The Los Caras bridge links the centre of Bahia de Caraquez in the south with the town of San Vicente in the north spanning the long estuary that lies between them. With a total length of 2,000m the structure is divided into three parts, the two approaches and a central isolated span of 1,710m.
The original design of the bridge did not consider seismic isolation. Some considered this feature unnecessary and expensive. But during construction, some savings were realised by letting the piles work by friction at around 50-75m of depth rather than driving them deeper to 120m to hit rock strata. When the resistance of the piles was confirmed to be sufficient, a part of the budget differential was spent installing friction pendulum seismic isolators for USD3m over a total cost of the bridge of USD102m.
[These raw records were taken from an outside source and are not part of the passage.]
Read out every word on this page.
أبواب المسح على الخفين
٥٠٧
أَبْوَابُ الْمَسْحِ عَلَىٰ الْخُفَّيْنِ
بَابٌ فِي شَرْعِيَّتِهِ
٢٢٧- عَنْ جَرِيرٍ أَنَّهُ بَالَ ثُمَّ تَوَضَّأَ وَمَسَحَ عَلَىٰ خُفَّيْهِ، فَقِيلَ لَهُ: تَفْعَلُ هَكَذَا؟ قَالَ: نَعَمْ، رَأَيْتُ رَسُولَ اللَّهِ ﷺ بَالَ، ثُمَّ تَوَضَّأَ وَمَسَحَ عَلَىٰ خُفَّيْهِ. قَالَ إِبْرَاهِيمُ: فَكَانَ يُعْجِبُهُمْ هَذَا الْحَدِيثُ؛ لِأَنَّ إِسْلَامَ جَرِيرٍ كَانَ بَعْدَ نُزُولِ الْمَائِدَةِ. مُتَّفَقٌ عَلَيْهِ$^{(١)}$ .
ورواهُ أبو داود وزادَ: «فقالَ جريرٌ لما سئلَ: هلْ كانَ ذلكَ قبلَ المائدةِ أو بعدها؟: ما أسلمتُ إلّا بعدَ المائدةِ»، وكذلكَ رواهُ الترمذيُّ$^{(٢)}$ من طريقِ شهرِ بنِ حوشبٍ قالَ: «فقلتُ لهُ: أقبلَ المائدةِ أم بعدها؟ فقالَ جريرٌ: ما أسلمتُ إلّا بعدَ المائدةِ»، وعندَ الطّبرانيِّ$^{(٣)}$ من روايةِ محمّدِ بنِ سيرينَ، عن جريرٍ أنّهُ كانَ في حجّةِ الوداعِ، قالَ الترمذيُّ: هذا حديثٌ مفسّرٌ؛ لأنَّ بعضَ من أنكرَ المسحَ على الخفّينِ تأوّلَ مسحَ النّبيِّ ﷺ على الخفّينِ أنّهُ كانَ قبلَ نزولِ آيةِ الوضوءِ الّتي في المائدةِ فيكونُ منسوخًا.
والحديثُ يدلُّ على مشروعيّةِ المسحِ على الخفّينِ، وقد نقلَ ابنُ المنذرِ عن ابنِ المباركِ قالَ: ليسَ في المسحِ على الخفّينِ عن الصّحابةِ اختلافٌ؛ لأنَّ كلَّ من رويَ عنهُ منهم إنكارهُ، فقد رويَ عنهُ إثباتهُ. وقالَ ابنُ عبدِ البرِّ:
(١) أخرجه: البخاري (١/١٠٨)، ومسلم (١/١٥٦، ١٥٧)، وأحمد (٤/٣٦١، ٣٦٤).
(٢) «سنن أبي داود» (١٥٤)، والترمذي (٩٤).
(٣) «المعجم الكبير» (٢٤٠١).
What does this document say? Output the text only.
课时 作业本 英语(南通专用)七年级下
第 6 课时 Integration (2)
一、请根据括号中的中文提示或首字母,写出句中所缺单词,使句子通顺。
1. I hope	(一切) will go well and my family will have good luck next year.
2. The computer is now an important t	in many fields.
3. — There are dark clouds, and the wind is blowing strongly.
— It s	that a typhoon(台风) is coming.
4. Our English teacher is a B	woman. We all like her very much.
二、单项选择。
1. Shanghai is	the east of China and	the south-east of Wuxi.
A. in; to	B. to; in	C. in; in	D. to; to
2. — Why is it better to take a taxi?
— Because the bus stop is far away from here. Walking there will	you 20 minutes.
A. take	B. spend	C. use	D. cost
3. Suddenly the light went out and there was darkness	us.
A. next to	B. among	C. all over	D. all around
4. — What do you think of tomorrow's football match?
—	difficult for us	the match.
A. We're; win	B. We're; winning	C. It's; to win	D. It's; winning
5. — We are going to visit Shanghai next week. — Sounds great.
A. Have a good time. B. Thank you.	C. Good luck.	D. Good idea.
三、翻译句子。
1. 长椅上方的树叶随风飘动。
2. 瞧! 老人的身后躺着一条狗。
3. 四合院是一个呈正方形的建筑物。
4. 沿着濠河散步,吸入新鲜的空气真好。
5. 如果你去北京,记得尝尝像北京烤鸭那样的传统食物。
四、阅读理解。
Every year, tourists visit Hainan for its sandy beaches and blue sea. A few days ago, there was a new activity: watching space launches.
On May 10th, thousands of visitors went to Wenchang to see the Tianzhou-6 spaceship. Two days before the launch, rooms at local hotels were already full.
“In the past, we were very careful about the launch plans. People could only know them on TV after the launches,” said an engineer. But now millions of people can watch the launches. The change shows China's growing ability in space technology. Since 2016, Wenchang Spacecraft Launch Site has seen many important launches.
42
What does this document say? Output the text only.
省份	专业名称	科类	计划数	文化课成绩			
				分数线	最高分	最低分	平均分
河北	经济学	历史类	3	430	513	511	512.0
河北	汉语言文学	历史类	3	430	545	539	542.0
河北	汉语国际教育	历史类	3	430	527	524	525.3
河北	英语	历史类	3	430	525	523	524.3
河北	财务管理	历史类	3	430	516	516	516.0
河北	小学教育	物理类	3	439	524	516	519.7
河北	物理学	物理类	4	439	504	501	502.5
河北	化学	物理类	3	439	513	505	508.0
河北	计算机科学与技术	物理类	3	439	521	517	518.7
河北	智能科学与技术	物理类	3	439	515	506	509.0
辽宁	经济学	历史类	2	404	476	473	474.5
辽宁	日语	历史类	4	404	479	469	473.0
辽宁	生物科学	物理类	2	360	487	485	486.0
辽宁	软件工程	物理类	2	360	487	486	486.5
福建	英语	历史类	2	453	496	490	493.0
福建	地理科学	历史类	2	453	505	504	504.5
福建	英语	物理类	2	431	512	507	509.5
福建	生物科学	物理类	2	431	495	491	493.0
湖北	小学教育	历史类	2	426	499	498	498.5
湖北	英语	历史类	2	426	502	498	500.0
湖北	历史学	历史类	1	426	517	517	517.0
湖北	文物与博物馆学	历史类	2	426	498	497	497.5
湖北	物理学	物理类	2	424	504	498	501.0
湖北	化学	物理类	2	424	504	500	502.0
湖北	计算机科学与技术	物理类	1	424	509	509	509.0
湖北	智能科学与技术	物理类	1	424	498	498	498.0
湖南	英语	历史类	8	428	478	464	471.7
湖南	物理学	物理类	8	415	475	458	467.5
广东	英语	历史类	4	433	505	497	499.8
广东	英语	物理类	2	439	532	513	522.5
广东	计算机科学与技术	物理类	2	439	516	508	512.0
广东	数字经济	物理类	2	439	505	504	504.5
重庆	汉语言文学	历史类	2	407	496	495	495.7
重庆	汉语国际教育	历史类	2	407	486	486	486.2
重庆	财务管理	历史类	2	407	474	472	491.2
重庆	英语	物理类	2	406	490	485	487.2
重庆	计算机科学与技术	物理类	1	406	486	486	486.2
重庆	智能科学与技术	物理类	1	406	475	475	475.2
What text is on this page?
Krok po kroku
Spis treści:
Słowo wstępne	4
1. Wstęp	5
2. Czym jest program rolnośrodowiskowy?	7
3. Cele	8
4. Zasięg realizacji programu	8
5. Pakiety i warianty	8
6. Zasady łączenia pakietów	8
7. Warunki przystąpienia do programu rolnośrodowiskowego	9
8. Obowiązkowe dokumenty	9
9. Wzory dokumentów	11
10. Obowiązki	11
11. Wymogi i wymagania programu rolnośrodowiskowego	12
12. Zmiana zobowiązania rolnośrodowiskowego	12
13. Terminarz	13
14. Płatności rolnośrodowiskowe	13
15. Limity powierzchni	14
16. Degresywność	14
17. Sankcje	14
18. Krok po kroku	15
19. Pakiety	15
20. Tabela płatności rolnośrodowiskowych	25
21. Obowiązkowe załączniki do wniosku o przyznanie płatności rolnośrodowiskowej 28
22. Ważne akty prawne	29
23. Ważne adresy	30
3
This 3% of additional investment delivered multiples in repair savings and maybe saved the bridge entirely.
Besides losing the USD102m infrastructure, failure of this critical facility would have resulted in significant increases in travel time between the north and the south of Manabi by about 2 hours. Resupplying north Manabi after the earthquake would have been a much harder task without this bridge in place. Therefore, the decision to ensure the safety of the bridge by implementing a seismic isolation system in its redesign was, in hindsight, fundamental.
The bridge did not suffer any visible damages. The neoprene covers of the isolators broke and there are clear signs that displacements reached an average of 30cm. The designed considered maximum displacements of 56cm so the performance was well within the design criteria, with the exception of Pier 12 where some evidence of settlement was found showing signs of lateral displacement (although not permanent). The soil around this particular pillar will be compacted and improved in the near future by driving piles around the pillar and the seismic isolators will be replaced.
The experience at Los Caras bridge needs to be an inspiration for reflection about seismic isolation in Ecuador and elsewhere. Rarely do we have an opportunity to realise the benefits of such a relatively small investment in such an evident context.